Macron's plan is based on evidence that the infection rate in France is at last levelling out, as it has begun to do in neighbouring Italy and Spain, where the impact was worse. Even so, on the day of his broadcast, France's confirmed caseload was approaching 100,000 and the death toll was a shade shy of 15,000. Fatalities now total more than 20,000, but hospital admissions have fallen steadily.

So, details of what will happen after 11 May remain fluid and imprecise. 'When will we be able to return to a normal life?' the President asked rhetorically. 'I would love to be able to answer you but, to be frank, I must humbly tell you that we do not have definitive answers.... 11 May will be the start of a new phase. It will be progressive and the rules can be adapted according to our results.'

Schools and nurseries will be among the first establishments to re-open, while universities look set to remain closed – and exams suspended – until the autumn term. This decision has been challenged by the teaching unions, which suspect that their members are being put at undue risk so parents can get fractious kids out of the house. They point out that other gathering places for the young are to stay closed pro tem.

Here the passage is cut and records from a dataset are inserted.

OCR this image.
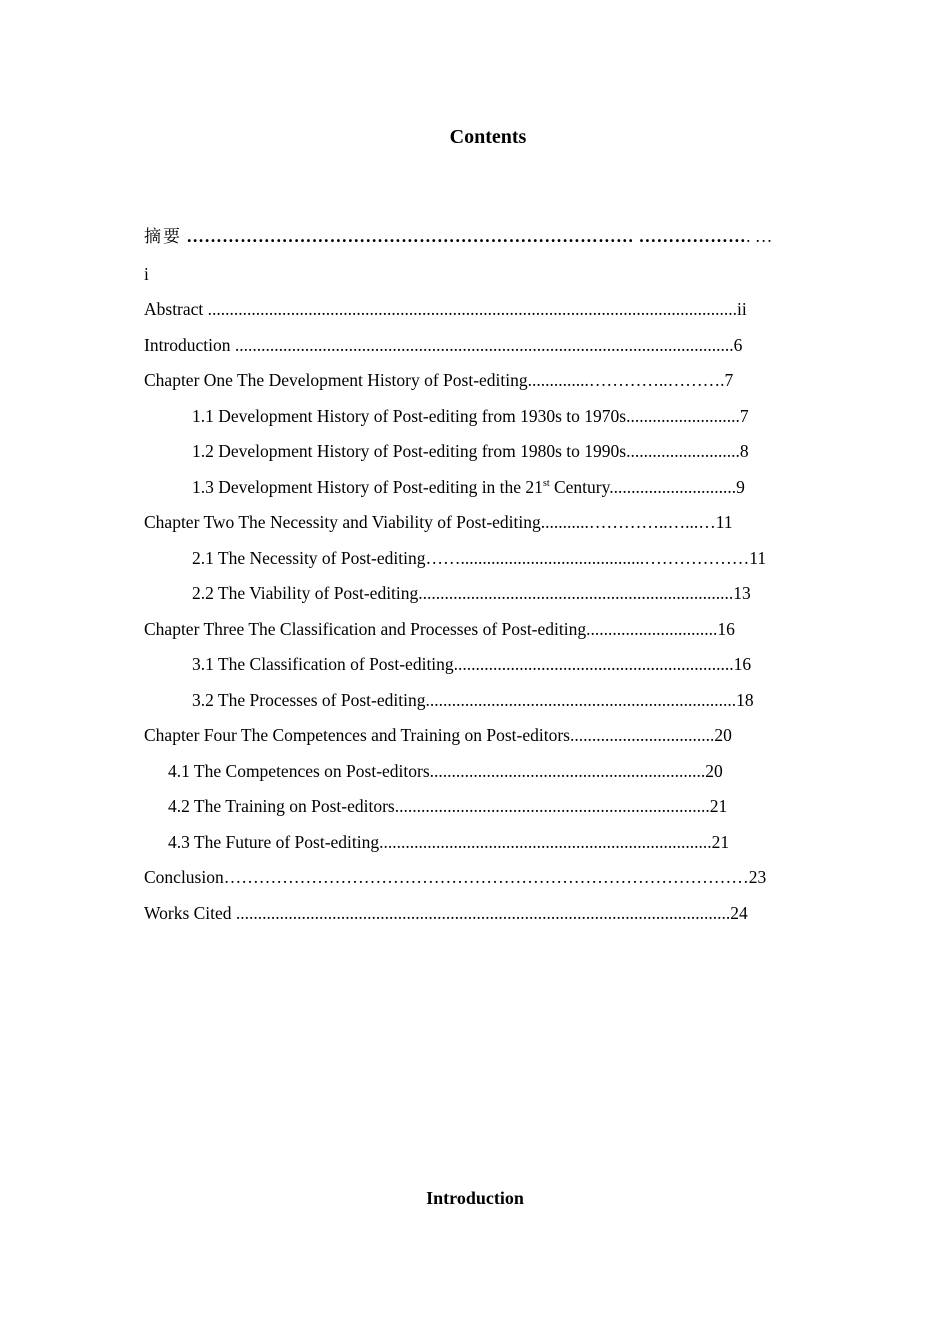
Contents
摘要 ………………………………………………………………… ………………. …
i
Abstract .........................................................................................................................ii
Introduction ..................................................................................................................6
Chapter One The Development History of Post-editing..............…………..……….7
1.1 Development History of Post-editing from 1930s to 1970s..........................7
1.2 Development History of Post-editing from 1980s to 1990s..........................8
1.3 Development History of Post-editing in the 21st Century.............................9
Chapter Two The Necessity and Viability of Post-editing...........…………..…...…11
2.1 The Necessity of Post-editing……..........................................………………11
2.2 The Viability of Post-editing........................................................................13
Chapter Three The Classification and Processes of Post-editing..............................16
3.1 The Classification of Post-editing................................................................16
3.2 The Processes of Post-editing.......................................................................18
Chapter Four The Competences and Training on Post-editors.................................20
4.1 The Competences on Post-editors...............................................................20
4.2 The Training on Post-editors........................................................................21
4.3 The Future of Post-editing............................................................................21
Conclusion………………………………………………………………………………23
Works Cited .................................................................................................................24
Introduction
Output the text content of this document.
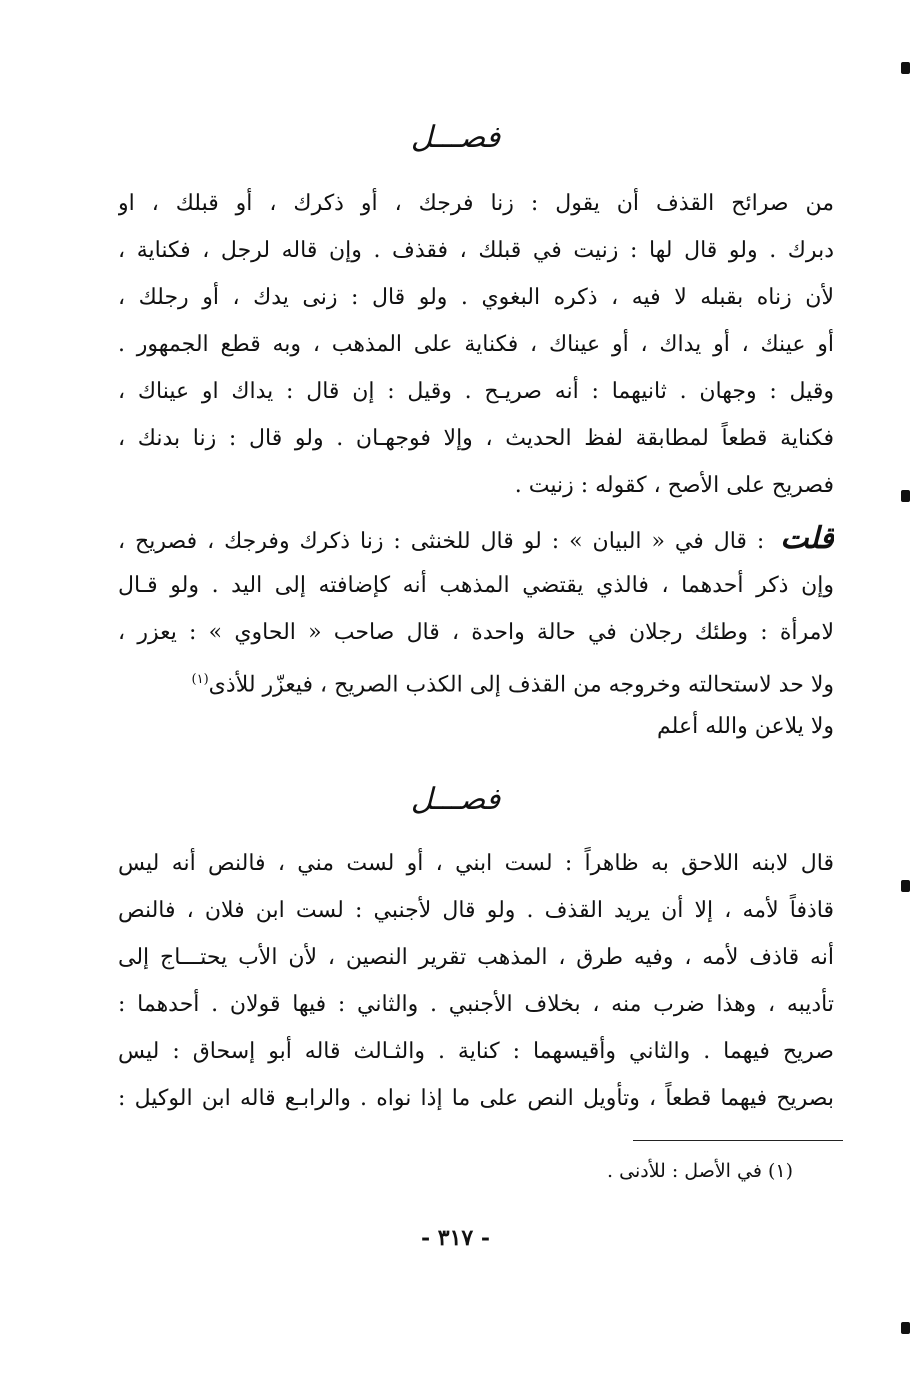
فصـــل
من صرائح القذف أن يقول : زنا فرجك ، أو ذكرك ، أو قبلك ، او
دبرك . ولو قال لها : زنيت في قبلك ، فقذف . وإن قاله لرجل ، فكناية ،
لأن زناه بقبله لا فيه ، ذكره البغوي . ولو قال : زنى يدك ، أو رجلك ،
أو عينك ، أو يداك ، أو عيناك ، فكناية على المذهب ، وبه قطع الجمهور .
وقيل : وجهان . ثانيهما : أنه صريـح . وقيل : إن قال : يداك او عيناك ،
فكناية قطعاً لمطابقة لفظ الحديث ، وإلا فوجهـان . ولو قال : زنا بدنك ،
فصريح على الأصح ، كقوله : زنيت .
قلت : قال في « البيان » : لو قال للخنثى : زنا ذكرك وفرجك ، فصريح ،
وإن ذكر أحدهما ، فالذي يقتضي المذهب أنه كإضافته إلى اليد . ولو قـال
لامرأة : وطئك رجلان في حالة واحدة ، قال صاحب « الحاوي » : يعزر ،
ولا حد لاستحالته وخروجه من القذف إلى الكذب الصريح ، فيعزّر للأذى$^{(١)}$
ولا يلاعن والله أعلم
فصـــل
قال لابنه اللاحق به ظاهراً : لست ابني ، أو لست مني ، فالنص أنه ليس
قاذفاً لأمه ، إلا أن يريد القذف . ولو قال لأجنبي : لست ابن فلان ، فالنص
أنه قاذف لأمه ، وفيه طرق ، المذهب تقرير النصين ، لأن الأب يحتـــاج إلى
تأديبه ، وهذا ضرب منه ، بخلاف الأجنبي . والثاني : فيها قولان . أحدهما :
صريح فيهما . والثاني وأقيسهما : كناية . والثـالث قاله أبو إسحاق : ليس
بصريح فيهما قطعاً ، وتأويل النص على ما إذا نواه . والرابـع قاله ابن الوكيل :
(١) في الأصل : للأدنى .
- ٣١٧ -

The rules confining people to their homes for 23 hours a day, and permitting only an hour's daily exercise within a one kilometre radius from home, are likely to be relaxed at an early stage, possibly in return for stricter mask-wearing. Vulnerable groups will remain in lockdown: the original obligatory inclusion in this category of all older people was hastily reversed, perhaps because someone remembered they have votes. But the places the French are accustomed to going out to – restaurants, cafes, cinemas, concert venues – remain shut beyond 11 May. The signs are that some smaller shops will reopen on a staggered basis – those that have survived the stasis. Denmark started with the hairdressers, and I don't doubt that would be welcomed here too.

Macron's confession to failures early in the crisis and his promise to draw the appropriate lessons betokens his awareness of the reckoning that must eventually come. He knows that hindsight, against a backdrop of economic wreckage, may be less kind about his government's performance than his traumatised country is at present. But he continues to manage that present pretty well. A pay bonus for healthcare staff, announced two days after his TV speech, was a shrewd postscript.

More importantly, he has found a tone that could convincingly blend the bad news of four more weeks of lockdown misery with the good news of an end date in sight: a grim but credible assessment of the continuing risks; and a reasoned plea for citizen solidarity to get France through the nightmare. He has achieved a sober authority that has kept a fissiparous France broadly acquiescent and compliant – thus far. In short, most people believe he is levelling with them.

Whitehall's fear is that setting out an exit strategy now would encourage people to shrug off the risk and prematurely drop their guard. To date, this has not been the French experience. One possible conclusion to draw is that when politicians treat the public as grown-ups, the public behave accordingly.